ParamGridBuilder in PySpark does not work with LinearRegressionSGD


I'm trying to figure out why LinearRegressionWithSGD does not work with Spark's ParamGridBuilder. From the Spark documentation:

lr = LinearRegression(maxIter=10)
paramGrid = ParamGridBuilder()\
.addGrid(lr.regParam, [0.1, 0.01]) \
.addGrid(lr.fitIntercept, [False, True])\
.addGrid(lr.elasticNetParam, [0.0, 0.5, 1.0])\
.build()

However, changing LinearRegression to LinearRegressionWithSGD simply does not work.
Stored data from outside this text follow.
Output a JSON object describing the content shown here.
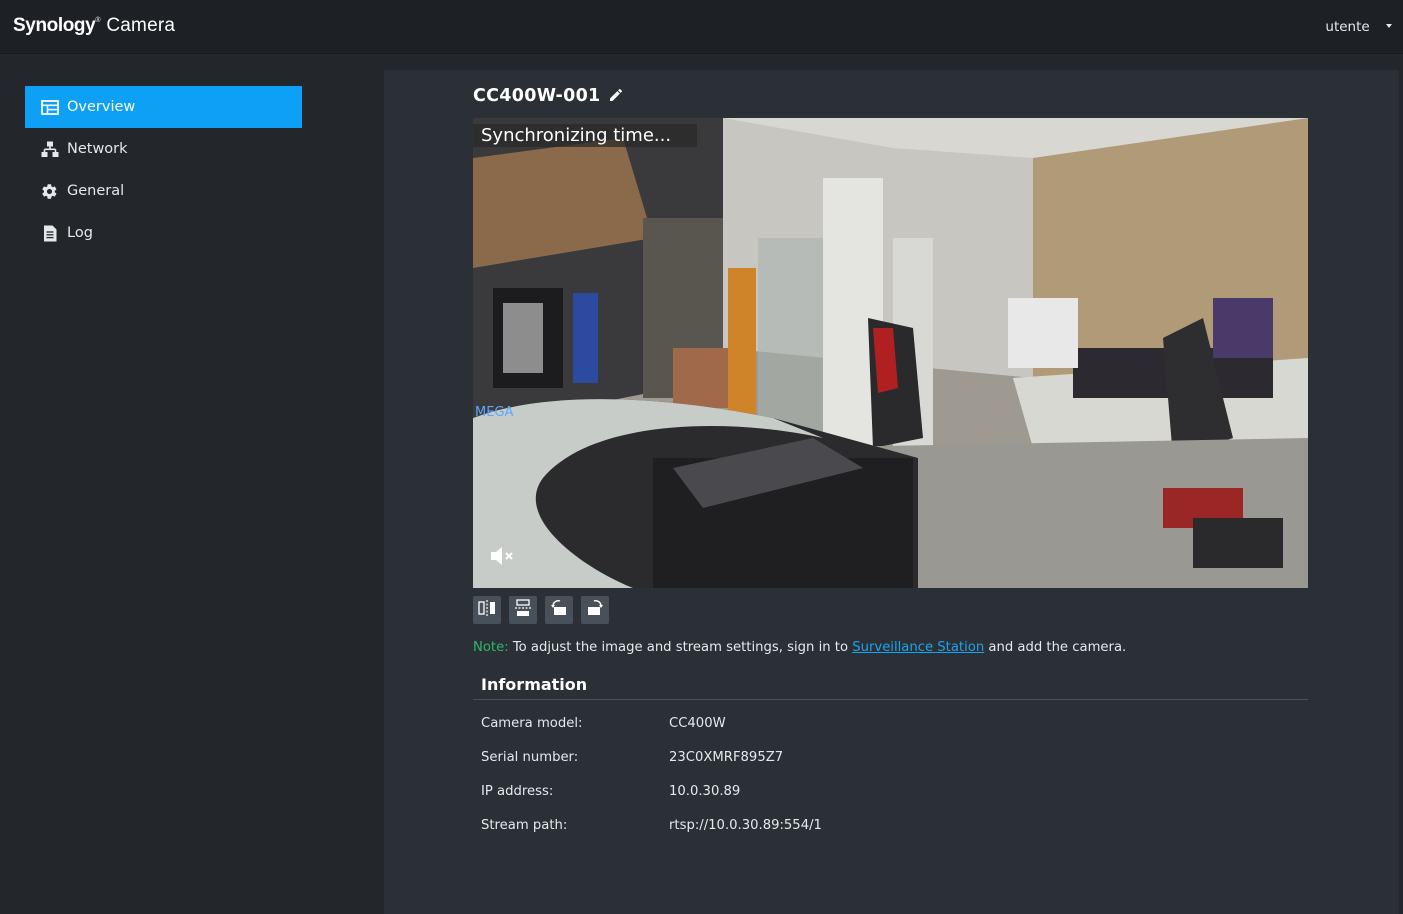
{
  "app": {
    "brand": "Synology",
    "brand_mark": "®",
    "product": "Camera"
  },
  "user_menu": {
    "label": "utente"
  },
  "sidebar": {
    "items": [
      {
        "label": "Overview",
        "icon": "overview-icon",
        "active": true
      },
      {
        "label": "Network",
        "icon": "network-icon",
        "active": false
      },
      {
        "label": "General",
        "icon": "gear-icon",
        "active": false
      },
      {
        "label": "Log",
        "icon": "log-icon",
        "active": false
      }
    ]
  },
  "camera": {
    "name": "CC400W-001",
    "overlay_text": "Synchronizing time...",
    "audio": "muted"
  },
  "toolbar": {
    "buttons": [
      "flip-horizontal-icon",
      "flip-vertical-icon",
      "rotate-left-icon",
      "rotate-right-icon"
    ]
  },
  "note": {
    "prefix": "Note:",
    "text_before": " To adjust the image and stream settings, sign in to ",
    "link": "Surveillance Station",
    "text_after": " and add the camera."
  },
  "information": {
    "heading": "Information",
    "rows": [
      {
        "label": "Camera model:",
        "value": "CC400W"
      },
      {
        "label": "Serial number:",
        "value": "23C0XMRF895Z7"
      },
      {
        "label": "IP address:",
        "value": "10.0.30.89"
      },
      {
        "label": "Stream path:",
        "value": "rtsp://10.0.30.89:554/1"
      }
    ]
  },
  "colors": {
    "accent": "#0ea0f5",
    "note_prefix": "#2fb66a",
    "link": "#1aa3f0",
    "topbar": "#1d2126",
    "panel": "#2b3036"
  }
}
Subsequently SGD parameters are also unable to be passed in (such as iterations or minibatchfraction).

Thanks!!


Solution

  • That is because you are trying to mix functionality from two different libraries: LinearRegressionWithSGD comes from pyspark.mllib (i.e. the old, RDD-based API), while both LinearRegression & ParamGridBuilder come from pyspark.ml (the new, dataframe-based API).

    Indeed, a few lines before the code snippet in the documentation you quote (BTW, in the future it would be good to provide a link, too) you'll find the line:

    from pyspark.ml.regression import LinearRegression
    

    while for LinearRegressionWithSGD you have used something like:

    from pyspark.mllib.regression import LabeledPoint, LinearRegressionWithSGD, LinearRegressionModel
    

    These two libraries are not compatible: pyspark.mllib takes RDD's of LabeledPoint as input, which is not compatible with the dataframes used in pyspark.ml; and since ParamGridBuilder is part of the latter, it can only be used with dataframes, and not with algorithms included in pyspark.mllib (check the documentation links provided above).
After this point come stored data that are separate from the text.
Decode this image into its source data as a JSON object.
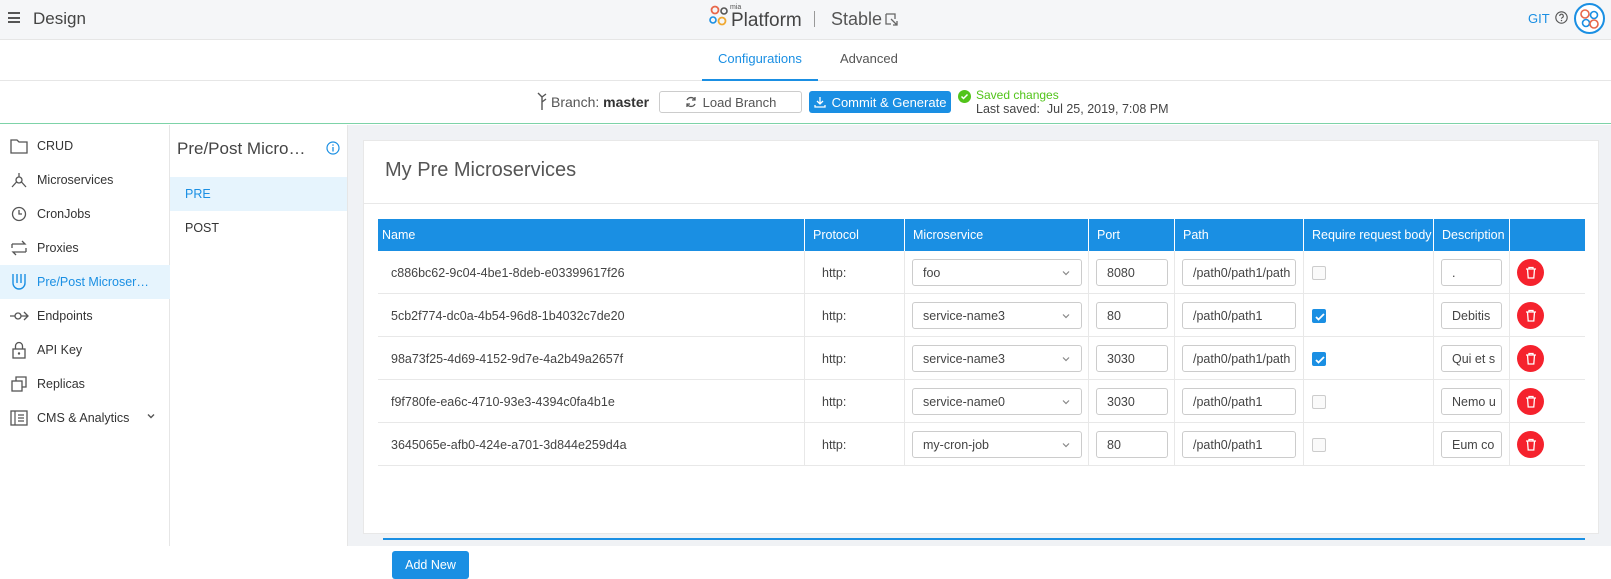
{
  "header": {
    "app_title": "Design",
    "brand_prefix": "mia",
    "brand_name": "Platform",
    "environment": "Stable",
    "git_label": "GIT"
  },
  "tabs": [
    {
      "label": "Configurations",
      "active": true
    },
    {
      "label": "Advanced",
      "active": false
    }
  ],
  "branch": {
    "label": "Branch:",
    "name": "master",
    "load_button": "Load Branch",
    "commit_button": "Commit & Generate",
    "saved_status": "Saved changes",
    "last_saved_label": "Last saved:",
    "last_saved_value": "Jul 25, 2019, 7:08 PM"
  },
  "sidebar": {
    "items": [
      {
        "label": "CRUD",
        "icon": "folder-icon"
      },
      {
        "label": "Microservices",
        "icon": "microservices-icon"
      },
      {
        "label": "CronJobs",
        "icon": "cronjob-icon"
      },
      {
        "label": "Proxies",
        "icon": "proxy-icon"
      },
      {
        "label": "Pre/Post Microser…",
        "icon": "prepost-icon",
        "active": true
      },
      {
        "label": "Endpoints",
        "icon": "endpoint-icon"
      },
      {
        "label": "API Key",
        "icon": "lock-icon"
      },
      {
        "label": "Replicas",
        "icon": "replicas-icon"
      },
      {
        "label": "CMS & Analytics",
        "icon": "cms-icon"
      }
    ]
  },
  "subpanel": {
    "title": "Pre/Post Micro…",
    "items": [
      {
        "label": "PRE",
        "active": true
      },
      {
        "label": "POST",
        "active": false
      }
    ]
  },
  "main": {
    "title": "My Pre Microservices",
    "columns": [
      "Name",
      "Protocol",
      "Microservice",
      "Port",
      "Path",
      "Require request body",
      "Description"
    ],
    "rows": [
      {
        "name": "c886bc62-9c04-4be1-8deb-e03399617f26",
        "protocol": "http:",
        "microservice": "foo",
        "port": "8080",
        "path": "/path0/path1/path",
        "require_body": false,
        "description": "."
      },
      {
        "name": "5cb2f774-dc0a-4b54-96d8-1b4032c7de20",
        "protocol": "http:",
        "microservice": "service-name3",
        "port": "80",
        "path": "/path0/path1",
        "require_body": true,
        "description": "Debitis"
      },
      {
        "name": "98a73f25-4d69-4152-9d7e-4a2b49a2657f",
        "protocol": "http:",
        "microservice": "service-name3",
        "port": "3030",
        "path": "/path0/path1/path",
        "require_body": true,
        "description": "Qui et s"
      },
      {
        "name": "f9f780fe-ea6c-4710-93e3-4394c0fa4b1e",
        "protocol": "http:",
        "microservice": "service-name0",
        "port": "3030",
        "path": "/path0/path1",
        "require_body": false,
        "description": "Nemo u"
      },
      {
        "name": "3645065e-afb0-424e-a701-3d844e259d4a",
        "protocol": "http:",
        "microservice": "my-cron-job",
        "port": "80",
        "path": "/path0/path1",
        "require_body": false,
        "description": "Eum co"
      }
    ],
    "add_button": "Add New"
  },
  "colors": {
    "accent": "#1a8fe3",
    "success": "#52c41a",
    "danger": "#f5222d",
    "active_bg": "#e6f4fd"
  }
}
    Moreover, keep in mind that LinearRegressionWithSGD is deprecated in Spark 2:

    Note: Deprecated in 2.0.0. Use ml.classification.LogisticRegression or LogisticRegressionWithLBFGS.
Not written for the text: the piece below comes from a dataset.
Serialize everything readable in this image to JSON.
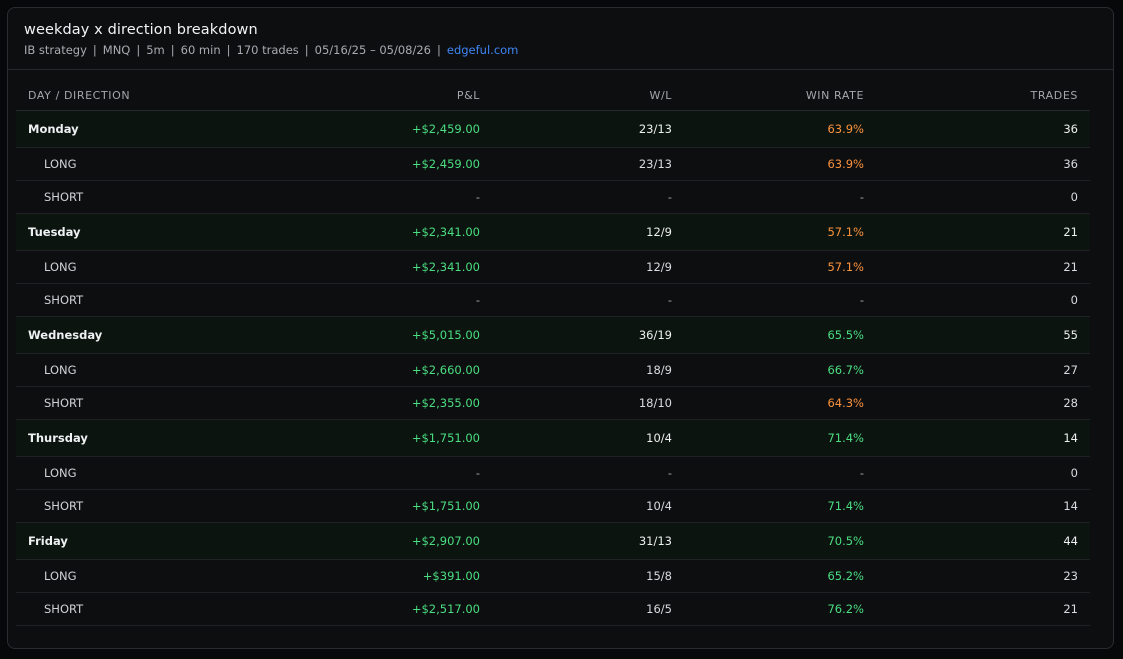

    UPDATE: Thanks to @rvisio's comment below, we know now that, although undocumented, one can actually use solver='sgd' for LinearRegression in pyspark.ml; here is a short example adapted from the docs:

    spark.version
    # u'2.2.0'
    
    from pyspark.ml.linalg import Vectors
    from pyspark.ml.regression import LinearRegression
    
    df = spark.createDataFrame([
         (1.0, 2.0, Vectors.dense(1.0)),
         (0.0, 2.0, Vectors.sparse(1, [], []))], ["label", "weight", "features"])
    lr = LinearRegression(maxIter=5, regParam=0.0, solver="sgd", weightCol="weight") # solver='sgd'
    model = lr.fit(df) # works OK
    lr.getSolver()
    # 'sgd'